Painted in the same garish green as all of the project's signs and installations, the crossing stretches over a plain expanse of tarmac before making its way up a nearby wall.
"When we began to redevelop our traffic strategy, we realised that we had to include everybody because traffic patterns ultimately come down to the behaviour of individual humans.
One of the aims of this project is to show people some of the different aspects of traffic and remind them that we all have rights and needs when it comes to our mobility - but we also have obligations."
These obligations are hinted at on many of the bright green signs that have now sprung up around Zurich's tram and bus stops.
"Do you come here often?" asks one, while another goes deeper, pondering whether "the journey is actually the destination?"
Few of the shoppers and tourists making their way down Zurich's fashionable Bahnhofstrasse seem to notice the thin green line which urges them to separate into fast and slow channels.
But around the corner, several locals are raising their eyebrows at a stop sign planted beneath the shimmering surface of the Sihl canal.
The sign is causing some serious congestion among the canal's duck population, but the watching humans seem unsure as to its exact purpose.

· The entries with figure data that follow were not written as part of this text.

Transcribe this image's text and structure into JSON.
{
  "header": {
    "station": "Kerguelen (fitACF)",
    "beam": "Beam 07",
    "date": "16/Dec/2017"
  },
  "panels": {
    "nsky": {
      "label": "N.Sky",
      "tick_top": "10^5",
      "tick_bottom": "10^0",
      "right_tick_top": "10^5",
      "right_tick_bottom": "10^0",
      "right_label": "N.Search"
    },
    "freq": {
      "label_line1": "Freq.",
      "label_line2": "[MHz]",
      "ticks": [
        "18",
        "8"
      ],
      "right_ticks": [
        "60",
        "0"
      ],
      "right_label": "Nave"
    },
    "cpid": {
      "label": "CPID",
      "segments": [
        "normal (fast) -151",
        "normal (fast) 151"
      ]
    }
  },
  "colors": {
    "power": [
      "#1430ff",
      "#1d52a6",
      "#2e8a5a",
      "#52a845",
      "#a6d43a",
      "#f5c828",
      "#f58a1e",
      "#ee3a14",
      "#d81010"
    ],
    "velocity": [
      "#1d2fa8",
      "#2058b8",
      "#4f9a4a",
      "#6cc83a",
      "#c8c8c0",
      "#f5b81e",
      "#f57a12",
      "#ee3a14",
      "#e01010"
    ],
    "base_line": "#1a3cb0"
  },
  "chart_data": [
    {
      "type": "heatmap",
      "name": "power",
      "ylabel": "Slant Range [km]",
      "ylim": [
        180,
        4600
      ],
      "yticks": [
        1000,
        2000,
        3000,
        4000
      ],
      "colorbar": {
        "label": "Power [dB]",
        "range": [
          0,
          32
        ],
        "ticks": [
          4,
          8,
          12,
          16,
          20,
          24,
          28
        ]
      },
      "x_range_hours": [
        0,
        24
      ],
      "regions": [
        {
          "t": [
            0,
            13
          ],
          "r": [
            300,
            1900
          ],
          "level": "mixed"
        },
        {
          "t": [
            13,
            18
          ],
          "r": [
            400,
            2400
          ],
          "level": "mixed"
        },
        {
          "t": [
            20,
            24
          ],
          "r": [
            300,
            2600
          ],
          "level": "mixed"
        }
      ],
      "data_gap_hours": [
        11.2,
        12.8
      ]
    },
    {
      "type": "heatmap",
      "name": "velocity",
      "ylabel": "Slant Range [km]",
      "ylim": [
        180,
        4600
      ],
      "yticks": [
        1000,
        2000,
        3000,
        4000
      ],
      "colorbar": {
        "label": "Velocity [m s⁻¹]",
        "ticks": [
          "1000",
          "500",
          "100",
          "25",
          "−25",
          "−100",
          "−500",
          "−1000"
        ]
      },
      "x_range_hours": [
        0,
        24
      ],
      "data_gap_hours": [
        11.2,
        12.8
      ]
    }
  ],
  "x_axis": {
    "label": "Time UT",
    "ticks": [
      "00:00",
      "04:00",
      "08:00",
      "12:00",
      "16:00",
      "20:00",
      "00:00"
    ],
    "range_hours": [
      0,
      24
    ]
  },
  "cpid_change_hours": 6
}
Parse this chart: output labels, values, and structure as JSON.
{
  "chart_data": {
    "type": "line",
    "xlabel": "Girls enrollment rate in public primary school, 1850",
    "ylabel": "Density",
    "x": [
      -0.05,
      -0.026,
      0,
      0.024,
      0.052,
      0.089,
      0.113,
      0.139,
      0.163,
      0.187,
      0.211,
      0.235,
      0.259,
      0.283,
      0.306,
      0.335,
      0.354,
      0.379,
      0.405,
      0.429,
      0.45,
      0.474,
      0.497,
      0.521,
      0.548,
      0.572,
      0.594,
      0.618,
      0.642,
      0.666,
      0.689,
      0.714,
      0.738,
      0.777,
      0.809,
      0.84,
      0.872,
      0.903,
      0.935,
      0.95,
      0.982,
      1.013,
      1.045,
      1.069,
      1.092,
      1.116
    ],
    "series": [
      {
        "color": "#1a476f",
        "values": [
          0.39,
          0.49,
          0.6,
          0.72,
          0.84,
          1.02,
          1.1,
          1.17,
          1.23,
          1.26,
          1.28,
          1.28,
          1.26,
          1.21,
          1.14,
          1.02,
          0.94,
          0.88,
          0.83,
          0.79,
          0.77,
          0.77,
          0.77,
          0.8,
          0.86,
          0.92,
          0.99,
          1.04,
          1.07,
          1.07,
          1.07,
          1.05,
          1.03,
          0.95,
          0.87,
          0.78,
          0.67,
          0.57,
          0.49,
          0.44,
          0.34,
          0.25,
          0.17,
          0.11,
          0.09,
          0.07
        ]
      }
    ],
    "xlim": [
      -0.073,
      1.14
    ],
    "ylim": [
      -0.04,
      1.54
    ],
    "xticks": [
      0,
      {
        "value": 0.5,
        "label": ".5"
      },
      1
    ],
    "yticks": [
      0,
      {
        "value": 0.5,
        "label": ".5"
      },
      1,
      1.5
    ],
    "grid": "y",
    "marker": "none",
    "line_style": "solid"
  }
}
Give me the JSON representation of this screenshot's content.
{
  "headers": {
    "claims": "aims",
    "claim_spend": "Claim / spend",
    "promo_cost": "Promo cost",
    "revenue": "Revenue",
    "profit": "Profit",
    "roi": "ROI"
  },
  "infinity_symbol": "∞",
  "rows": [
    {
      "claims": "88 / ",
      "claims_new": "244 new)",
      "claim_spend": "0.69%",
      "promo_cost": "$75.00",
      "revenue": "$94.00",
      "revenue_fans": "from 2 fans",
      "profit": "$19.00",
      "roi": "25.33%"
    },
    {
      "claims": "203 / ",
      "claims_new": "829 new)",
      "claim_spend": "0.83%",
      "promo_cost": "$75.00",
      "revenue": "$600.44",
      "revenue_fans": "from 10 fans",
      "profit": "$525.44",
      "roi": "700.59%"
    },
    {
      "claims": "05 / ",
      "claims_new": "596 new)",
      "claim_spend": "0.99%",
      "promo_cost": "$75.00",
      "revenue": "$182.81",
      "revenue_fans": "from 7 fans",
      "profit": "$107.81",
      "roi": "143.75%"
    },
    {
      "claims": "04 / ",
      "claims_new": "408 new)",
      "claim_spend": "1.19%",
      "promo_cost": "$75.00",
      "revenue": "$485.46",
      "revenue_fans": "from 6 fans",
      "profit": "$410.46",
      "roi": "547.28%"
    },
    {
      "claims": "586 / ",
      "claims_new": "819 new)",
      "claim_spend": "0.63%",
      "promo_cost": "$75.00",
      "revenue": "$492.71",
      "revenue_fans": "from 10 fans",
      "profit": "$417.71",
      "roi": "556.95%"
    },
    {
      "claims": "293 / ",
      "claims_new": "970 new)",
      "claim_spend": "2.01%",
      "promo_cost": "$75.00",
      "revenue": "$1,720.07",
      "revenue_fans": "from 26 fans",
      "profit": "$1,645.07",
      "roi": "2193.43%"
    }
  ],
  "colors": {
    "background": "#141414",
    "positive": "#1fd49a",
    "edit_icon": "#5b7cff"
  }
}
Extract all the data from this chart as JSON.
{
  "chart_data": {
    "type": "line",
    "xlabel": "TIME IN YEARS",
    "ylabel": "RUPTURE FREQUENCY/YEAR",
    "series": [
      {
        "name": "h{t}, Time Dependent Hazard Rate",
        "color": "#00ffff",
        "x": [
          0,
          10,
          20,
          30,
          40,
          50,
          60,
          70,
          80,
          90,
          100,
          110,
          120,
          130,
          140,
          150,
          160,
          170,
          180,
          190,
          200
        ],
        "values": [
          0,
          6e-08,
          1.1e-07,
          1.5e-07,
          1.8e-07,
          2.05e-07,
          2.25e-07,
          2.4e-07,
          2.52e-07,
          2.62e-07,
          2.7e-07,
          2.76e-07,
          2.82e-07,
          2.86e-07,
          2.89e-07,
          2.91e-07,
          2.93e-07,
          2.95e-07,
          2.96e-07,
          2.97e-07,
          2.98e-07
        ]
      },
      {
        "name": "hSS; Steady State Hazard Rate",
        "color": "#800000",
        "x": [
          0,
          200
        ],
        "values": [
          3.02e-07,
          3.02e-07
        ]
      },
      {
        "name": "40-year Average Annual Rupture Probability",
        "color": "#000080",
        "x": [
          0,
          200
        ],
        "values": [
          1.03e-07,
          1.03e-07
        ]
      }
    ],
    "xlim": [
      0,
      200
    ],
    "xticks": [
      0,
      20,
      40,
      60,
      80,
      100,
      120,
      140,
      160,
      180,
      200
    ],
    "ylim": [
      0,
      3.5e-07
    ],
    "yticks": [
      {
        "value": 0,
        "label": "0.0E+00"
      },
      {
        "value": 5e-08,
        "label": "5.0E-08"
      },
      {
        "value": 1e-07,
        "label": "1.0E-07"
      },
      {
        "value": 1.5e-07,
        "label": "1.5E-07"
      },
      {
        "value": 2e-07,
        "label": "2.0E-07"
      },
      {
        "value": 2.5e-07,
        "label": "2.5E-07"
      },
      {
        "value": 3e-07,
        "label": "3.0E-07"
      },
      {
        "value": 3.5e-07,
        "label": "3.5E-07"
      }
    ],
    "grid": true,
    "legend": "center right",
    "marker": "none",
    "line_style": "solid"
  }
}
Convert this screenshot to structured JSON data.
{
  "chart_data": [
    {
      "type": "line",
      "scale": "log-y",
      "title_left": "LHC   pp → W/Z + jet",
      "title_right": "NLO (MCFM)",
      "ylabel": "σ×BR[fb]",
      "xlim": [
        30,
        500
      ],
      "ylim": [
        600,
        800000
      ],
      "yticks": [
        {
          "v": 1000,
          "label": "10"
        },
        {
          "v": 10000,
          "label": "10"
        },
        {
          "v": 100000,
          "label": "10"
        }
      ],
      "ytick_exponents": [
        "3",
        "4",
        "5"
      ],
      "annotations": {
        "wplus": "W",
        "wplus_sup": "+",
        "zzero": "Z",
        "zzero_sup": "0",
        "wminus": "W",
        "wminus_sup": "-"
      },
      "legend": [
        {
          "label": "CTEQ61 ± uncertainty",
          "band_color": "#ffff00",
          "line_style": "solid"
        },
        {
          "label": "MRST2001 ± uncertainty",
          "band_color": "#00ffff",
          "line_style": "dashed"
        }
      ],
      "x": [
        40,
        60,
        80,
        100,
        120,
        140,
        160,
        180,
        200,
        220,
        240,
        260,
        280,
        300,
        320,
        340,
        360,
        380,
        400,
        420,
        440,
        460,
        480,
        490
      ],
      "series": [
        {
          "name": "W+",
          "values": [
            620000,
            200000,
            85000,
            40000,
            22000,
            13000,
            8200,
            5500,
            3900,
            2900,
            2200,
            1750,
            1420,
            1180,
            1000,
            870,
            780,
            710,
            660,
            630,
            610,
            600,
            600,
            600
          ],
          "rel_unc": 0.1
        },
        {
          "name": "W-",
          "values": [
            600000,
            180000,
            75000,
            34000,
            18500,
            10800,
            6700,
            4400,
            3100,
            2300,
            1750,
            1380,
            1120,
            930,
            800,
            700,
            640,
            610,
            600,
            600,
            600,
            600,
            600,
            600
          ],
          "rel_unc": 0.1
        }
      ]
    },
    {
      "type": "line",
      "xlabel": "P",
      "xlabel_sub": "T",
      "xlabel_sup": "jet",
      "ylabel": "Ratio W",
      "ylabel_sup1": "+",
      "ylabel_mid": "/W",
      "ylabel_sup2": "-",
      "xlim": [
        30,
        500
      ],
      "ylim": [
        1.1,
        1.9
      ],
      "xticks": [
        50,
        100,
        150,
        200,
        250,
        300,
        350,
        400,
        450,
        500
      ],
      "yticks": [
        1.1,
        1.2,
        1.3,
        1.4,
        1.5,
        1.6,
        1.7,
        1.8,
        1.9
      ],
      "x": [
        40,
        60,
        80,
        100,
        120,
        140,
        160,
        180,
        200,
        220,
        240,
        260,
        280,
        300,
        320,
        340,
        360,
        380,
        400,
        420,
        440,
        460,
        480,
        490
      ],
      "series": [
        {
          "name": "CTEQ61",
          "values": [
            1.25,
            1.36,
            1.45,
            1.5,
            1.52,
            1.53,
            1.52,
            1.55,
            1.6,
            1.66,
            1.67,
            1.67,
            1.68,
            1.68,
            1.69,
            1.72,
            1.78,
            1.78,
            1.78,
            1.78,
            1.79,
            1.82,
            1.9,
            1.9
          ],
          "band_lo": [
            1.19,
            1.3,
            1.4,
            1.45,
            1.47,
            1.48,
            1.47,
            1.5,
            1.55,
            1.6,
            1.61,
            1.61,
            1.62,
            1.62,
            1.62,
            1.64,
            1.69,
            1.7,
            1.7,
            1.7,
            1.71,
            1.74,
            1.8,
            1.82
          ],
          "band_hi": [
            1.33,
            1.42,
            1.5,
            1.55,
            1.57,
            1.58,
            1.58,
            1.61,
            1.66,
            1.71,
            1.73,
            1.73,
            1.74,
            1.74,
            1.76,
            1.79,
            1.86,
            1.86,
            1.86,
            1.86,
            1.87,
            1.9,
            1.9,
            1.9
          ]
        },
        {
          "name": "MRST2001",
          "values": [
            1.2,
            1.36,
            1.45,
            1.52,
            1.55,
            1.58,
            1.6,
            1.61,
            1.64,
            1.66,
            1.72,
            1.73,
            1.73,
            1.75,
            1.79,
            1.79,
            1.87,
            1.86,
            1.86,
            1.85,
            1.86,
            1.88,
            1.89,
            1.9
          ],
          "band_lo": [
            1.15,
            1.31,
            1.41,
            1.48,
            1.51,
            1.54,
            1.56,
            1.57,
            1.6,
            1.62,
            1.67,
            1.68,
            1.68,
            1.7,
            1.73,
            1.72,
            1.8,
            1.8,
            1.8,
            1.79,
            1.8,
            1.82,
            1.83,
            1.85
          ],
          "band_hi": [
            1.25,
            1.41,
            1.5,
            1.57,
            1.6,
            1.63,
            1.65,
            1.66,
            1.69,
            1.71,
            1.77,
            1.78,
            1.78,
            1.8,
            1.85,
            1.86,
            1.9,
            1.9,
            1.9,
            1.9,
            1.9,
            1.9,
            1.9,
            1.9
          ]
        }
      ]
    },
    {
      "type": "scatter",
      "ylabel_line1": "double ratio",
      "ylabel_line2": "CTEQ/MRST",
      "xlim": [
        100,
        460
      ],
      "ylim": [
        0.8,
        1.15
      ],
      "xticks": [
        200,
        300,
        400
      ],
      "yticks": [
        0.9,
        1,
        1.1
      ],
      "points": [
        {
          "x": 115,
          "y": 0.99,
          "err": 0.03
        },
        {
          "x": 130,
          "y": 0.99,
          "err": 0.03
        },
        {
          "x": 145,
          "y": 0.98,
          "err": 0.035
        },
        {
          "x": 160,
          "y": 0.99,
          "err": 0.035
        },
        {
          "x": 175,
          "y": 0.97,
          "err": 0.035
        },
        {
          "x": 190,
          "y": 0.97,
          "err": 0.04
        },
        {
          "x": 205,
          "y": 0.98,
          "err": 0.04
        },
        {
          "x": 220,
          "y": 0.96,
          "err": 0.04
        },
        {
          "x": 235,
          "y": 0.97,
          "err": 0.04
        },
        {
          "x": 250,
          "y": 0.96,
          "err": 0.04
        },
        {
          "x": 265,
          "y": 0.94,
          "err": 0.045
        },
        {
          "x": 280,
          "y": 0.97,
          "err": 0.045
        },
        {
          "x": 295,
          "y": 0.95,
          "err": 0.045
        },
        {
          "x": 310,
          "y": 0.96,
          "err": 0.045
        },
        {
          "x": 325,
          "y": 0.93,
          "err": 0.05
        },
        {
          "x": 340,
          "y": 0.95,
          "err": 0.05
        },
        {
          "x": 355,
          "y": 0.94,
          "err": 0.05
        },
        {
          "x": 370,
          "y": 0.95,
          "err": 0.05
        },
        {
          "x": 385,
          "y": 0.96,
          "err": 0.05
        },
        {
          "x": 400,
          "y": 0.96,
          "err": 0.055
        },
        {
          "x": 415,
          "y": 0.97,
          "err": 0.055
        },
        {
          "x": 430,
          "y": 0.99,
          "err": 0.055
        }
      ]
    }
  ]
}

"No idea," shrugs one man. "I noticed it as I crossed the bridge, but it doesn't make me think of anything really."
Another passer-by is more impressed, although he appears to have mistaken the stop sign for the work of an avant-garde painter.
"I think the artist is trying to visualise our desire to slow down or even stop the river-like onslaught of traffic," the man suggests. "I think it's a great piece."
Schreier is happy that the signs are at least attracting attention.
"Traditionally, traffic has always been seen as a very serious issue in Zurich," she points out, "with people arguing over the various rights of cyclists or of car drivers.
"Hopefully this project can take some of the edge off that and show people that traffic isn't something that's separate from us or something that's just smelly or loud.
"As well as making people think about their own mobility, it would be great if we could see a greater understanding emerge between the different types of traffic-users."
But isn't there a danger that these unusual road signs could actually increase confusion, and perhaps even cause an accident?
"We were very keen to avoid that," Schreier insists. "That's why we have only used a shade of green that is not used anywhere else on Zurich's traffic signs. And we also had everything approved first by the city police.
"The police have actually been very supportive of the project, although they did stop some of our ideas, including a zebra crossing that would have been painted to actually resemble the patterned hide of a zebra.
"But the police thought that would have been mixing up reality and fiction a little too much."
Zurich's alternative traffic signs can be seen in the city centre until mid-October.